CON IL RESPIRO CHE LO CHIUDE IN CASA    Campana e campanile, / come fossero di là dal confine, attorno attorno / a una sera che muore quando si alza / questo vento di ghiaccio che ne basta un poco / a farla corta, a morsicarti di silenzi pieni di denti, / a mettere brividi sulla schiena scura scura / di un’acqua tutta minuscole onde e non ha più lacrime / chi va lungo il muro come un’ombra / che cacciate fuori le chiavi si perde / nel vuoto di case dove sole restano le tavole / apparecchiate in fretta per nulla. / No, non c’è il coraggio / chiusa a doppia mandata la porta / di sedersi uno di fronte all’altro, / ad appoggiarci gli occhi negli occhi. Ognuno per conto suo, questo / dono che dona quel che guardiamo / sembra che perda colore, tempo di pensieri / che faticano a venire, che erano venuti, / che verranno. Poco più di cose ci si trova, / in uno schiocco di dita uno dall’altro lontani, adesso / che il respirare è una colpa, cosa grande / che spasima, che dicono faccia distanti / più del gioco di qualsiasi nebbioso domani. 

* La poesia è tratta dall’opuscolo a tiratura limitata Virus (Ossidiana edizioni, Venezia, marzo 2020).

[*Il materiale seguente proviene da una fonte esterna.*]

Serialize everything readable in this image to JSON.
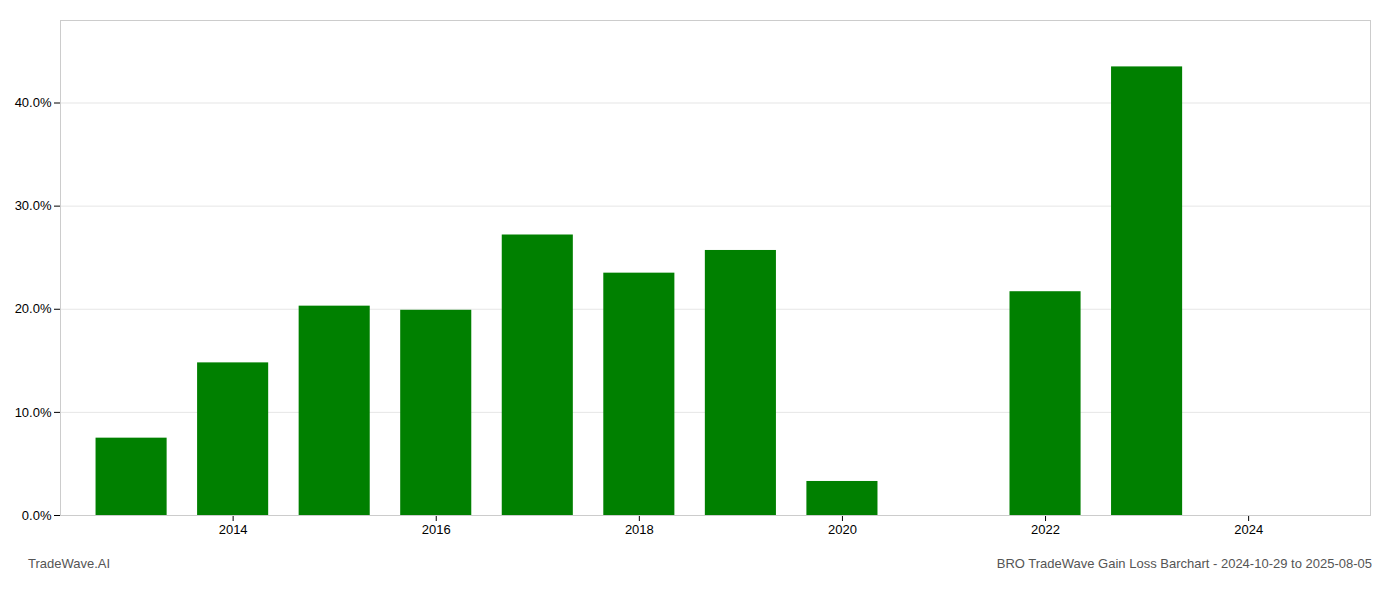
{
  "chart_data": {
    "type": "bar",
    "x": [
      2013,
      2014,
      2015,
      2016,
      2017,
      2018,
      2019,
      2020,
      2022,
      2023
    ],
    "values": [
      0.075,
      0.148,
      0.203,
      0.199,
      0.272,
      0.235,
      0.257,
      0.033,
      0.217,
      0.435
    ],
    "color": "#008000",
    "xlim": [
      2012.3,
      2025.2
    ],
    "xticks": [
      2014,
      2016,
      2018,
      2020,
      2022,
      2024
    ],
    "ylim": [
      0.0,
      0.48
    ],
    "yticks": [
      {
        "value": 0.0,
        "label": "0.0%"
      },
      {
        "value": 0.1,
        "label": "10.0%"
      },
      {
        "value": 0.2,
        "label": "20.0%"
      },
      {
        "value": 0.3,
        "label": "30.0%"
      },
      {
        "value": 0.4,
        "label": "40.0%"
      }
    ],
    "grid": true,
    "annotations": [
      "TradeWave.AI",
      "BRO TradeWave Gain Loss Barchart - 2024-10-29 to 2025-08-05"
    ]
  }
}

Francesco Giusti è nato a Venezia nel 1952. Tra i suoi libri di poesia,
Accanto ai denti dell’eterno (Di Felice 2012), De un dir apocrifo (Campanotto 2014), E torna l’autunno (The Writer 2016), Senza nome (Campanotto 2017), Quando le ombre si staccano dal muro (Quodlibet 2019). Su di lui hanno scritto Paolo Ruffilli, Giorgio Agamben, Annelisa Alleva, Tommaso Ottonieri, Franco Beltrametti, Elenio Cicchini, Giulia Nicolai, Pier Franco Uliana, Paolo Leoncini.